U.S. marshals remember 1962

Dennis Erby (left), U.S. marshal for the Northern District of Mississippi; William Dunn, a retired Border Patrol officer; and Dave Turk, U.S. marshals historian, present a memory book filled with material related to the 1962 integration of Ole Miss to Julia Rholes, UM dean of libraries.

Fifty years ago, as a young U.S. deputy marshal in his 20s, Herschel Garner was sent to Oxford to protect James Meredith’s right to enroll at the University of Mississippi.


“Ole Miss was not nearly as nice and welcoming in 1962 as it is today,” Garner said. “It’s wonderful to be met with open arms and handshakes instead of bricks.”


Denzil N. Bud Staple, who was among the 127 marshals also deployed to Oxford that fall, nodded in agreement, recalling that he lost count of the number of rocks and bricks thrown at him on the night Meredith become the first black person to enroll at Ole Miss.


The marshals returned to Oxford to speak as part of UM’s 50th anniversary of integration commemoration. While on campus, they donated a memory book to the Department of Archives and Special Collections. The book contains documents related to the violent confrontation of Sept. 30 — which left two dead and 79 marshals plus several border patrol agents injured — as well as items from the university’s 40th anniversary of integration commemoration.


“The memory book is a big gift from a very important part of the university’s history,” said Jennifer Ford, head of archives and special collections. “It gives the perspective of the brave marshals that were here that night and following that day. This gift shows their commitment to our history.”


The book contains maps, photographs, codes and a letter dated October 1962 that details the number of injuries.


By most accounts, the afternoon of Sept. 30 began quietly, with students asking a few questions, said U.S. Marshal historian Dave Turk. But by 7 p.m., the crowd grew loud and violent as people from as far away as California joined locals and began hurling racial insults and later throwing rocks, bricks, battery acid and Molotov cocktails.


“But the marshals were ordered not to fire weapons,” he said. “Their job was to see that Meredith was safely admitted to school among a crowd that grew more and more violent as the night passed. If it were not for their training, it would have been a massacre.”
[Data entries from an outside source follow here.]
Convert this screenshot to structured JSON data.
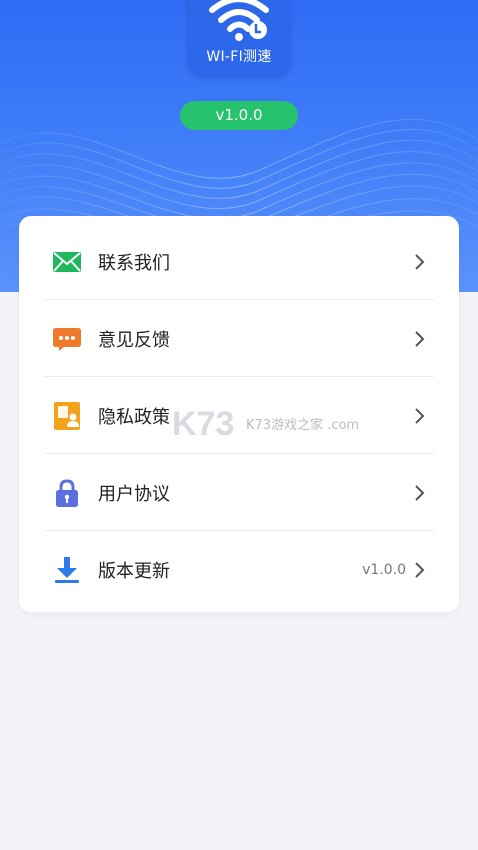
{
  "app": {
    "name": "WI-FI测速",
    "version": "v1.0.0",
    "icon": "wifi-icon"
  },
  "colors": {
    "header": "#3e7cf8",
    "pill": "#27c26d",
    "contact": "#1fb85c",
    "feedback": "#f07a2c",
    "privacy": "#f3a319",
    "agreement": "#5b6fe0",
    "update": "#2e7be8"
  },
  "menu": [
    {
      "label": "联系我们",
      "icon": "mail-icon",
      "value": ""
    },
    {
      "label": "意见反馈",
      "icon": "chat-bubble-icon",
      "value": ""
    },
    {
      "label": "隐私政策",
      "icon": "privacy-document-icon",
      "value": ""
    },
    {
      "label": "用户协议",
      "icon": "lock-icon",
      "value": ""
    },
    {
      "label": "版本更新",
      "icon": "download-icon",
      "value": "v1.0.0"
    }
  ],
  "watermark": {
    "text": "K73游戏之家 .com"
  }
}
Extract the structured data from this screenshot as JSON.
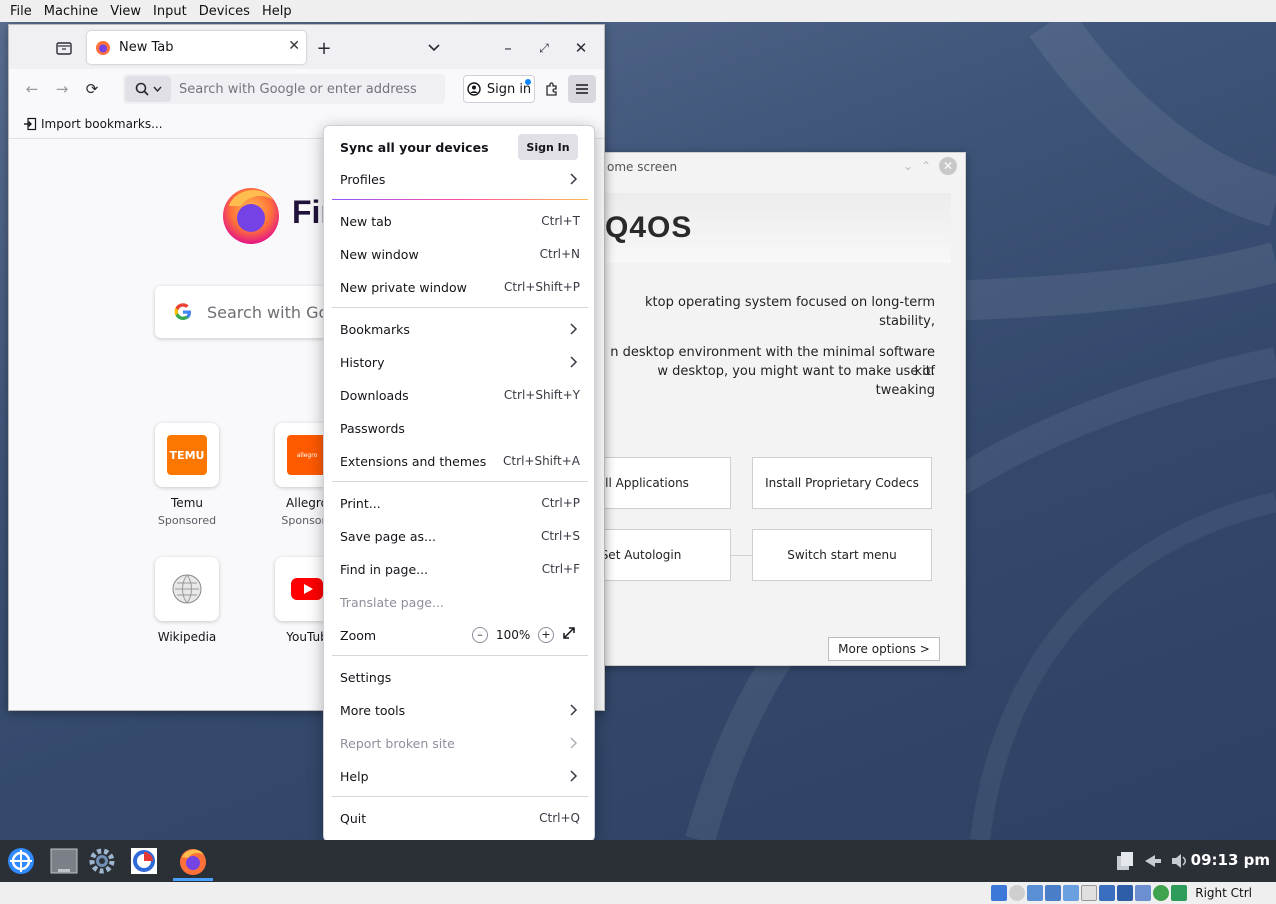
{
  "host_menu": [
    "File",
    "Machine",
    "View",
    "Input",
    "Devices",
    "Help"
  ],
  "firefox": {
    "tab_title": "New Tab",
    "url_placeholder": "Search with Google or enter address",
    "sign_in": "Sign in",
    "import_bookmarks": "Import bookmarks...",
    "wordmark": "Fir",
    "search_placeholder": "Search with Goog",
    "shortcuts": [
      {
        "label": "Temu",
        "sub": "Sponsored",
        "tile_text": "TEMU"
      },
      {
        "label": "Allegro",
        "sub": "Sponsore",
        "tile_text": "allegro"
      },
      {
        "label": "Wikipedia",
        "sub": ""
      },
      {
        "label": "YouTub",
        "sub": ""
      }
    ]
  },
  "app_menu": {
    "sync_title": "Sync all your devices",
    "sync_button": "Sign In",
    "profiles": "Profiles",
    "items": [
      {
        "label": "New tab",
        "shortcut": "Ctrl+T"
      },
      {
        "label": "New window",
        "shortcut": "Ctrl+N"
      },
      {
        "label": "New private window",
        "shortcut": "Ctrl+Shift+P"
      },
      {
        "label": "Bookmarks",
        "shortcut": ""
      },
      {
        "label": "History",
        "shortcut": ""
      },
      {
        "label": "Downloads",
        "shortcut": "Ctrl+Shift+Y"
      },
      {
        "label": "Passwords",
        "shortcut": ""
      },
      {
        "label": "Extensions and themes",
        "shortcut": "Ctrl+Shift+A"
      },
      {
        "label": "Print...",
        "shortcut": "Ctrl+P"
      },
      {
        "label": "Save page as...",
        "shortcut": "Ctrl+S"
      },
      {
        "label": "Find in page...",
        "shortcut": "Ctrl+F"
      },
      {
        "label": "Translate page...",
        "shortcut": ""
      },
      {
        "label": "Zoom",
        "shortcut": ""
      },
      {
        "label": "Settings",
        "shortcut": ""
      },
      {
        "label": "More tools",
        "shortcut": ""
      },
      {
        "label": "Report broken site",
        "shortcut": ""
      },
      {
        "label": "Help",
        "shortcut": ""
      },
      {
        "label": "Quit",
        "shortcut": "Ctrl+Q"
      }
    ],
    "zoom_value": "100%"
  },
  "welcome": {
    "title": "ome screen",
    "brand": "Q4OS",
    "text1": "ktop operating system focused on long-term stability,",
    "text2": "n desktop environment with the minimal software kit.",
    "text3": "w desktop, you might want to make use of tweaking",
    "buttons": [
      "tall Applications",
      "Install Proprietary Codecs",
      "Set Autologin",
      "Switch start menu"
    ],
    "more_options": "More options >"
  },
  "taskbar": {
    "clock": "09:13 pm"
  },
  "vbox_status": {
    "right_ctrl": "Right Ctrl"
  }
}
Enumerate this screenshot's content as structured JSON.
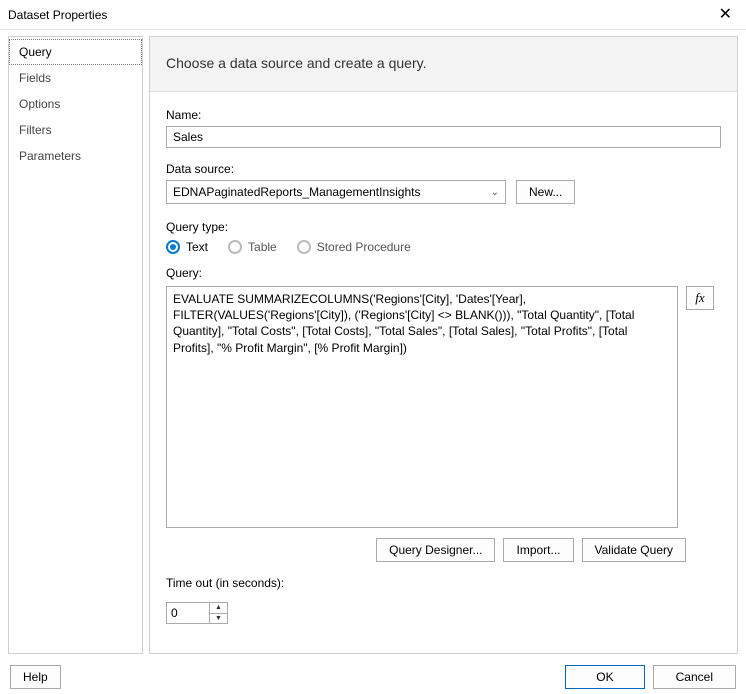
{
  "window": {
    "title": "Dataset Properties"
  },
  "sidebar": {
    "items": [
      {
        "label": "Query"
      },
      {
        "label": "Fields"
      },
      {
        "label": "Options"
      },
      {
        "label": "Filters"
      },
      {
        "label": "Parameters"
      }
    ]
  },
  "header": {
    "text": "Choose a data source and create a query."
  },
  "form": {
    "name_label": "Name:",
    "name_value": "Sales",
    "datasource_label": "Data source:",
    "datasource_value": "EDNAPaginatedReports_ManagementInsights",
    "new_btn": "New...",
    "querytype_label": "Query type:",
    "querytype_options": {
      "text": "Text",
      "table": "Table",
      "stored": "Stored Procedure"
    },
    "query_label": "Query:",
    "query_value": "EVALUATE SUMMARIZECOLUMNS('Regions'[City], 'Dates'[Year], FILTER(VALUES('Regions'[City]), ('Regions'[City] <> BLANK())), \"Total Quantity\", [Total Quantity], \"Total Costs\", [Total Costs], \"Total Sales\", [Total Sales], \"Total Profits\", [Total Profits], \"% Profit Margin\", [% Profit Margin])",
    "fx_label": "fx",
    "query_designer_btn": "Query Designer...",
    "import_btn": "Import...",
    "validate_btn": "Validate Query",
    "timeout_label": "Time out (in seconds):",
    "timeout_value": "0"
  },
  "footer": {
    "help": "Help",
    "ok": "OK",
    "cancel": "Cancel"
  }
}
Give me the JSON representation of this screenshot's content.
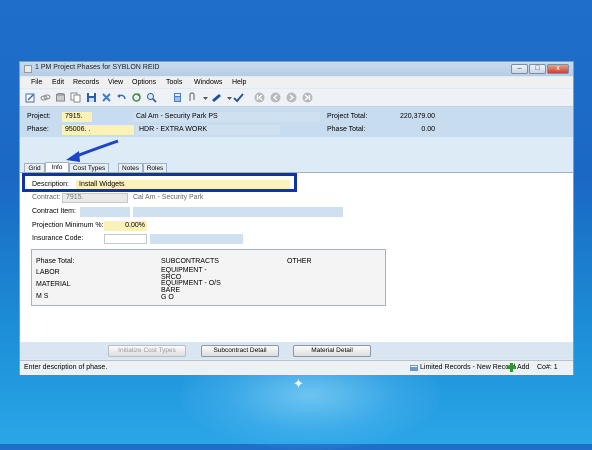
{
  "window": {
    "title": "1 PM Project Phases for SYBLON REID",
    "controls": {
      "minimize": "–",
      "maximize": "□",
      "close": "x"
    }
  },
  "menu": [
    "File",
    "Edit",
    "Records",
    "View",
    "Options",
    "Tools",
    "Windows",
    "Help"
  ],
  "toolbar_icons": [
    "edit-icon",
    "link-icon",
    "database-icon",
    "copy-icon",
    "save-icon",
    "delete-icon",
    "undo-icon",
    "refresh-icon",
    "search-icon",
    "calculator-icon",
    "attachment-icon",
    "dropdown-icon",
    "pen-icon",
    "spellcheck-icon",
    "first-record-icon",
    "previous-record-icon",
    "next-record-icon",
    "last-record-icon"
  ],
  "header": {
    "project_label": "Project:",
    "project_value": "7915.",
    "project_name": "Cal Am - Security Park PS",
    "phase_label": "Phase:",
    "phase_value": "95006.  .",
    "phase_name": "HDR - EXTRA WORK",
    "project_total_label": "Project Total:",
    "project_total_value": "220,379.00",
    "phase_total_label": "Phase Total:",
    "phase_total_value": "0.00"
  },
  "tabs": [
    {
      "label": "Grid",
      "active": false
    },
    {
      "label": "Info",
      "active": true
    },
    {
      "label": "Cost Types",
      "active": false
    },
    {
      "label": "Notes",
      "active": false
    },
    {
      "label": "Roles",
      "active": false
    }
  ],
  "form": {
    "description_label": "Description:",
    "description_value": "Install Widgets",
    "contract_label": "Contract:",
    "contract_value": "7915.",
    "contract_name": "Cal Am - Security Park",
    "contract_item_label": "Contract Item:",
    "projection_label": "Projection Minimum %:",
    "projection_value": "0.00%",
    "insurance_label": "Insurance Code:"
  },
  "summary": {
    "phase_total_label": "Phase Total:",
    "labor": "LABOR",
    "material": "MATERIAL",
    "ms": "M  S",
    "subcontracts": "SUBCONTRACTS",
    "equipment_srco_1": "EQUIPMENT -",
    "equipment_srco_2": "SRCO",
    "equipment_os_1": "EQUIPMENT - O/S",
    "equipment_os_2": "BARE",
    "go": "G  O",
    "other": "OTHER"
  },
  "buttons": {
    "initialize": "Initialize Cost Types",
    "subcontract": "Subcontract Detail",
    "material": "Material Detail"
  },
  "status": {
    "message": "Enter description of phase.",
    "records": "Limited Records - New Record",
    "add": "Add",
    "company": "Co#: 1"
  },
  "colors": {
    "highlight_box": "#1233a6",
    "arrow": "#1f45c7",
    "required_field": "#fbf2b8"
  }
}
Because the crowd was not adequately restrained by state authorities, the marshals received permission to use tear gas.


The use of tear gas “gained us a little space from the crowd, but only for brief periods,” Staple said. “We were still restricted from using firearms, so basically we were standing targets when the gunfire started.”


A bullet struck Ray Gunter, 23, of Oxford in the head. He died, and authorities never discovered who fired the shot. Paul Guihard, a French journalist, was shot and killed at almost point-blank range by an unknown assailant.


Kirk Bowden, one of a few black U.S. deputy marshals in 1962, said he was only 26 years old when he was dispatched to Oxford in late November or December.


“Many may not realize there were black deputy marshals here back then,” Bowden said. “And I can tell you Oxford was not a pleasant place for federal law enforcement officers of any race, but rioters definitely vented a lot of their anger on us black marshals. As soon as I stepped foot on campus, I thought, ‘Lord, what have I gotten myself into?’”


The Kennedy administration did not send black marshals to Oxford in September or October, fearing that their presence would further inflame the crowds opposed to the integration, Turk said.


Once Meredith was enrolled, Bowden and seven other black marshals were assigned to his security detail on campus.


“At the time, I was wondering why a veteran, a taxpayer, needed protection to attend a state university,” he said. “It didn’t take me long to discover the answer to my unspoken question. The death threats came daily. The racial slurs too, and I can’t forget the rocks and stones thrown out of cars and windows when Meredith walked to and from classes.


“I know Meredith doesn’t think he’s a hero, but what else do you call someone who stood up to right a wrong? He fought the system and paid a price for freedom.”